Time Tripping
A book is a play with spacetime. The writer has spent months or years weaving narrative that you will follow over a few days or weeks, perhaps in one day if you’re particularly riveted. The time the creative process takes is compressed to produce an experience that can happen in less time. And so books dance in and out of time as they come into our lives, To keep up in my African novels, I’ve been reading two books that are African by way of Diaspora, written by writers whose people left Africa more recently than mine. OPEN WATER by Caleb Azumah Nelson was heartbreaking in its beauty, tender and intimate as it traced a young love story in London with the son of Ghanaian immigrants as its protagonist. It deliberately placed itself in conversation with Black art through the music and culture that became part of character’s lives, all drawn with such deeply raw and poetic prose. There was never a moment while I read this book that I wasn’t enraptured by it. I needed something of this beauty to sustain me. And curiously it came up in a conversation with a good friend that this book had crossed her path too, though she’d had a far different experience with it. We view art through the lens of our own minds, however they are curved or clouded.
I’ve been coursing through Dinaw Mengestu’s SOMEONE LIKE US too. I look forward to any novel he writes because I’ve loved his past ones, and this is taking me through complex and embittered relationships between the characters in the life of its Ethiopian American protagonist. This is a book I’ve been taking a while to get through, picking up to read for days then putting down when there’s other demands of my time, through no failure of the book to hold me, but just because this is the way we move through time with books sometimes. They weave in and out of our experience, we are under their spell then the veil is cast away.
I’m also reading BEYOND COP CITIES: DISMANTLING STATE AND CORPORATE-FUNDED ARMIES AND PRISONS edited by Joy James. It explores the resistance to Cop City in Atlanta and how that extends to resistance we will all need now with the advance of totalitarianism in our country, a police state perfectly funded and developed by democrats to be handed to a rogue authoritarian who tramples every boundary the establishment set for him and is increasing repression.

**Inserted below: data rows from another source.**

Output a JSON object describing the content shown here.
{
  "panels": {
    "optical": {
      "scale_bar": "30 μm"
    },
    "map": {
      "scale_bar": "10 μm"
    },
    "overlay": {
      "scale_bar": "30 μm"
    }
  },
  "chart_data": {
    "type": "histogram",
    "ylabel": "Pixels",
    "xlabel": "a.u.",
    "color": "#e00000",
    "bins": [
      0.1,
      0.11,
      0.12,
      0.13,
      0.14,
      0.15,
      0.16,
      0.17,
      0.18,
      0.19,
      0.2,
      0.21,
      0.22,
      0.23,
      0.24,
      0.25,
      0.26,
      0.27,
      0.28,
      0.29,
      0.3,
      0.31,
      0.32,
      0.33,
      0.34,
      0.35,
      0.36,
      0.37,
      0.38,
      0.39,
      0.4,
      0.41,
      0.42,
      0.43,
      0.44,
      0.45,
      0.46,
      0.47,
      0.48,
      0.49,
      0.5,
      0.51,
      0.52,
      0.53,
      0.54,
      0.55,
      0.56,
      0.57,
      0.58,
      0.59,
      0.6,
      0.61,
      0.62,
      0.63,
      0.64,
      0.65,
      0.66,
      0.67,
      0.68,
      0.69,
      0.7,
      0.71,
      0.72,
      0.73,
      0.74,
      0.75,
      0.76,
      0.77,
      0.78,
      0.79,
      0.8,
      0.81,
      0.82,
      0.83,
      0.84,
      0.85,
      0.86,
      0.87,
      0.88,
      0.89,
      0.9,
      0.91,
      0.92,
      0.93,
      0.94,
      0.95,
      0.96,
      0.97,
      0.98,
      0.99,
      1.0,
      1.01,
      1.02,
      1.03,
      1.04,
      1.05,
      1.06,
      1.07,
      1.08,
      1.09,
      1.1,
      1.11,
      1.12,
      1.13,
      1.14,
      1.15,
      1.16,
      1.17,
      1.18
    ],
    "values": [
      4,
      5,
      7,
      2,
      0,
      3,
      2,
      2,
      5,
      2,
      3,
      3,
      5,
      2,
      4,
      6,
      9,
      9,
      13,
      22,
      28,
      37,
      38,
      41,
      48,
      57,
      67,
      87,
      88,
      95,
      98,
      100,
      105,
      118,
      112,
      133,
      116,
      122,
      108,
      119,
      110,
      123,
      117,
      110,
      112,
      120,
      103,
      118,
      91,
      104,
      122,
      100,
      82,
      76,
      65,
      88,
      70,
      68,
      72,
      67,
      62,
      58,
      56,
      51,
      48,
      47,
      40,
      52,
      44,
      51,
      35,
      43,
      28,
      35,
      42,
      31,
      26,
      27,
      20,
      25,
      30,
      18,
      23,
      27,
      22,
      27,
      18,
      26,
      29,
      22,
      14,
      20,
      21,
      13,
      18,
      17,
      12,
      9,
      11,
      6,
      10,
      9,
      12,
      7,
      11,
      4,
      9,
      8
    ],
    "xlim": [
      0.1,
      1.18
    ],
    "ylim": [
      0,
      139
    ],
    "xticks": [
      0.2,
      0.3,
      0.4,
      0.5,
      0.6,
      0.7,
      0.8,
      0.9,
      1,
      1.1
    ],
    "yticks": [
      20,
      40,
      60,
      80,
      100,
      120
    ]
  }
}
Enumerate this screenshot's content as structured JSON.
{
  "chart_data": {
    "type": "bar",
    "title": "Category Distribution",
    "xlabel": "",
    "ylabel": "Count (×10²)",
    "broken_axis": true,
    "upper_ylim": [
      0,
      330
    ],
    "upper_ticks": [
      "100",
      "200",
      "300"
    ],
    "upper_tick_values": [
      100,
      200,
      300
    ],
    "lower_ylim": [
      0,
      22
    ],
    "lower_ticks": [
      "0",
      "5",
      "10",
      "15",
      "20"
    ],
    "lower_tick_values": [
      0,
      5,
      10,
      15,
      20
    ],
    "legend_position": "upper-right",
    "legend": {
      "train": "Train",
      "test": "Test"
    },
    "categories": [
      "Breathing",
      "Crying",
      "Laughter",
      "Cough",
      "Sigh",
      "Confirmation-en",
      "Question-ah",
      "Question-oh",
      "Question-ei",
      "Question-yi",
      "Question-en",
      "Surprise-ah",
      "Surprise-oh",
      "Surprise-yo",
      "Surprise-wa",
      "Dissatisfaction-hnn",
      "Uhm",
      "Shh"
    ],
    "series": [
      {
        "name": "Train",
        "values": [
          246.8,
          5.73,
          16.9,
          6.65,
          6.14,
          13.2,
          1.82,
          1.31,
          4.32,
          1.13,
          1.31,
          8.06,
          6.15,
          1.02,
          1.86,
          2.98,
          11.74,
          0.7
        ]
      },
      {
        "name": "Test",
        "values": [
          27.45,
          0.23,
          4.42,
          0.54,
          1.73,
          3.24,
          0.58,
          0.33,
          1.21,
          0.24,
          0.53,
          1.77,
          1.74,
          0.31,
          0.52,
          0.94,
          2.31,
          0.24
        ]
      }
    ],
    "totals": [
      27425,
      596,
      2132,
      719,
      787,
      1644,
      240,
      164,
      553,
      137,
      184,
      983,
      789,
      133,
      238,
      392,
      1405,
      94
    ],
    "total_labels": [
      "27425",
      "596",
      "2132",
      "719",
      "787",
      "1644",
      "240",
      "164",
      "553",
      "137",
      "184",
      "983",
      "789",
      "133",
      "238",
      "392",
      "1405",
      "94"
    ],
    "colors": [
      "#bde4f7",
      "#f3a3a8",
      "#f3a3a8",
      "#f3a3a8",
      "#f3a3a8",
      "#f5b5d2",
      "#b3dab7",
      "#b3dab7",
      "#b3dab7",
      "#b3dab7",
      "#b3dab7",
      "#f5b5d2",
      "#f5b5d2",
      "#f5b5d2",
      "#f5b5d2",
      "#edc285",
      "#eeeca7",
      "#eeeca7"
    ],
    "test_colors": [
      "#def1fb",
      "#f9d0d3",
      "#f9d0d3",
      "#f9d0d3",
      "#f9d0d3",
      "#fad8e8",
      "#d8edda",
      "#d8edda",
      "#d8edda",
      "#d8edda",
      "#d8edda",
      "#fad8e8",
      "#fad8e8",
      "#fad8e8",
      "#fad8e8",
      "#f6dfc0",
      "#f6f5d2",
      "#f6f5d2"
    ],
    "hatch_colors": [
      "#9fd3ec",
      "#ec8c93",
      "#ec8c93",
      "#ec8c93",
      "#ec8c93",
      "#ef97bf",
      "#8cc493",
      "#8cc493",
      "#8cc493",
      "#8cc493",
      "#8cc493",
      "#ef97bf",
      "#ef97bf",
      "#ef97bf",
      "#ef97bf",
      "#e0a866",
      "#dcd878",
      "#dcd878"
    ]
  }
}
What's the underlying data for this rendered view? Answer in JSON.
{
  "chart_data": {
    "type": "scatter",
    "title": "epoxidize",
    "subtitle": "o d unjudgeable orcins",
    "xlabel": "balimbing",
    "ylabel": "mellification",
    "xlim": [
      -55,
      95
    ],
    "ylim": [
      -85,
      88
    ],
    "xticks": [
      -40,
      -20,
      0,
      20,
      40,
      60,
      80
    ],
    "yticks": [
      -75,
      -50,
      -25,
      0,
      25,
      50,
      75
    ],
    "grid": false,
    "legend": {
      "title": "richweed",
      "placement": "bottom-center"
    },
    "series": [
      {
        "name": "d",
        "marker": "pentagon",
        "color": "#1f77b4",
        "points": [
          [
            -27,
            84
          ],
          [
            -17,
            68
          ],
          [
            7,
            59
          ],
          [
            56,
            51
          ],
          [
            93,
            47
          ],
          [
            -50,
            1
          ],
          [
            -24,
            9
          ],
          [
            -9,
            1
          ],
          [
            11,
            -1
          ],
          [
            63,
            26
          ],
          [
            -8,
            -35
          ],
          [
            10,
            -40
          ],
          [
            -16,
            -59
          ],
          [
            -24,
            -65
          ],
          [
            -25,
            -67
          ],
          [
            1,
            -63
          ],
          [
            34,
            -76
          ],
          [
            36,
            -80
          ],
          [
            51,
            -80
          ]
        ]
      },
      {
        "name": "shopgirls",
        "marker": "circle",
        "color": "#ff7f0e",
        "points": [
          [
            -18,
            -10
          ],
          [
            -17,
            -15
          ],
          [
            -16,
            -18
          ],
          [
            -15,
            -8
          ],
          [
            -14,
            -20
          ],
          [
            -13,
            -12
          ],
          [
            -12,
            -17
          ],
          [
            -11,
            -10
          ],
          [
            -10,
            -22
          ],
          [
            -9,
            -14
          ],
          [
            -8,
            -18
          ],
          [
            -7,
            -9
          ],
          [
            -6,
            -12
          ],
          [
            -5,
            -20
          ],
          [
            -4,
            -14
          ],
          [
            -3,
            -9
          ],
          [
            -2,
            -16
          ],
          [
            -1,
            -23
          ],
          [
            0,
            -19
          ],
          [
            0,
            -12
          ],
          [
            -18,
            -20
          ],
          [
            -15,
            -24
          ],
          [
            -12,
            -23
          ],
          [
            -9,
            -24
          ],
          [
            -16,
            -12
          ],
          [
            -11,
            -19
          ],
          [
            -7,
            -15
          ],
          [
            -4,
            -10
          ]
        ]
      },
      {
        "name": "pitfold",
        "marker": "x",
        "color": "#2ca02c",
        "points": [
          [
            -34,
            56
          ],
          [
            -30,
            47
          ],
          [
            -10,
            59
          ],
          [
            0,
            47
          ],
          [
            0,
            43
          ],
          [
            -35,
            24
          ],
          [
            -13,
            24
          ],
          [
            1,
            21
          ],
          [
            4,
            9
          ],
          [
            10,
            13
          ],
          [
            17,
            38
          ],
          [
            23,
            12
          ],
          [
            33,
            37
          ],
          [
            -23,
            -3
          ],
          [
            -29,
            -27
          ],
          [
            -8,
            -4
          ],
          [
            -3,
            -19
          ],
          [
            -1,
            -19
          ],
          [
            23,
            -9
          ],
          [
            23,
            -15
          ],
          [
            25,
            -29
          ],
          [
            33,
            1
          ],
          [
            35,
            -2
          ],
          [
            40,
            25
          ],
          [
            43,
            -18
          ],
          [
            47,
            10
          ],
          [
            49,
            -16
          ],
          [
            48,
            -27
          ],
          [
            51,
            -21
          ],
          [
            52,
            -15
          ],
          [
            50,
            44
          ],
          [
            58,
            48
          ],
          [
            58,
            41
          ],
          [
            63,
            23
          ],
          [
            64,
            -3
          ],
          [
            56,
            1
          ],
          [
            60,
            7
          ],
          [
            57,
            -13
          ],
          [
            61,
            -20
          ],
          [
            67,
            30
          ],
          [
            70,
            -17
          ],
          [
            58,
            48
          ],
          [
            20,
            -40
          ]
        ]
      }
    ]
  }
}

All empires fall, and this one founded by slaveholders on Native genocide, where a few decades of my parents lives were the small window when Black people experienced a semblance of equal citizenship is no exception. But to know that and to sit under the dark gathering storm clouds subject to the deluge when the empire falls is a different thing. And it seems more doom comes from us every day as this one falls to a dictator determined to dismantle the country’s capacity to support. We wonder if our loved ones will be deported. We wonder if we can still have our government healthcare. Thousands of federal workers in my city woke up without jobs, ones that actually were holding the infrastructure of our country together. We wonder where will the stories go of the bold Black American people when it becomes a crime to learn our history, and where will we go when we are pushed out of the public sphere, forbidden from jobs and education? Moving in and out of time as books allow me to do is one way I strengthen myself. It is not one answer I seek but to bind myself together and understand how I too am part of the woven fabric of the cosmos. And I inhale the written word and exhale the written word as part of who I am, metabolizing words that enter me, that become part of me, and giving my own output like a tree on the sidewalk seeping oxygen from its green leaves because it can’t help it, because that is its being. Our threats are very real in the time of the doom of this white supremacist country and we have never felt the danger to be more real in our lives. I encourage us to look for our solutions beyond the empire, through looking at the tools radicalism has given us, as we fight to survive it in hopes we can taste a liberation it never offered.